Comunicat de presă


Press Statement by Mr. Mugur Isărescu, Governor of the National Bank of Romania

24.02.2009

Over the past few weeks, central banks from Romania, Poland, the Czech Republic, Hungary, which implement flexible exchange rate regimes have held consultations regarding the developments in their national currencies. During these talks, common views have been expressed and have been publicly disclosed today by top officials of these institutions.

The NBR view is the following:

Since the beginning of this year, the currencies of CEE countries, including the Czech koruna, the Hungarian forint, the Polish zloty and the Romanian leu depreciated substantially vis-a-vis the euro.

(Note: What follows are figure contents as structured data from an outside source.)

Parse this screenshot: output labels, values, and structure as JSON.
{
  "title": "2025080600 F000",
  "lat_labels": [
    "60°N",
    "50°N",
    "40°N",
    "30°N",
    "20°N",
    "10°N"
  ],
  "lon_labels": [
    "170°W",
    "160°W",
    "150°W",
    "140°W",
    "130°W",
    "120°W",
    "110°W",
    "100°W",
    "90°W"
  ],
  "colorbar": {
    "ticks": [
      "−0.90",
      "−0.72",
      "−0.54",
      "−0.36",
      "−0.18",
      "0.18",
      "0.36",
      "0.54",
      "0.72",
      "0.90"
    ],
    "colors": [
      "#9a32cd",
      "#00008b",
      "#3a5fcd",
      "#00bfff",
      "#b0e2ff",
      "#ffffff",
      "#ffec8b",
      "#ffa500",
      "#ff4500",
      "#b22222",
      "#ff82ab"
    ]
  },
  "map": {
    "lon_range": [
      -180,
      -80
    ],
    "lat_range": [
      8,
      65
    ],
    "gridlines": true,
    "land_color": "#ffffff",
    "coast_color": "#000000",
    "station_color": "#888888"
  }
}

Among the various potential causes of this regional depreciation, commentators listed high current account deficits, export-dependent economies facing a sharply falling demand from Europe and a strong dependence of local banks on their Western European parents. In normal times there is nothing wrong with a catching-up economy running a current account deficit financed mainly through autonomous capital inflows. Export-oriented economic structures and close financial integration with an advanced region like Western Europe should be viewed as structural longer-term advantages and not as potential dangers.

However, these are far from normal times. As global deleveraging continues, financing external deficits has become more difficult for Central and East European catching-up economies, primarily due to private sector financing gaps.

This makes some adjustment, including that of the exchange rate, necessary. Nevertheless, the adjustment should be a reasonable one the more so as supportive actions have already been initiated. Thus, in Western Europe, our major export market, monetary and fiscal stimulus has been deployed, and its effects should follow, although with some lag. Ultimately, this will help support export demand for the Central Eastern European countries. As to the dependence on foreign parent banks, quick action by European policymakers has helped to stabilise the financial system in Western Europe. With their liquidity and capital situation significantly improved, Western European parent banks remain committed to their subsidiaries in the region. We count on financing flows already extended by parent banks to their local CEE operations to be renewed to a great extent.

Therefore some exchange rate adjustment is indeed appropriate in these economies, excessive depreciation which is not justified by economic fundamentals can be disruptive and should be avoided. The Romanian central bank is ready to take action if necessary to prevent disruptive movements in the leu's exchange rate.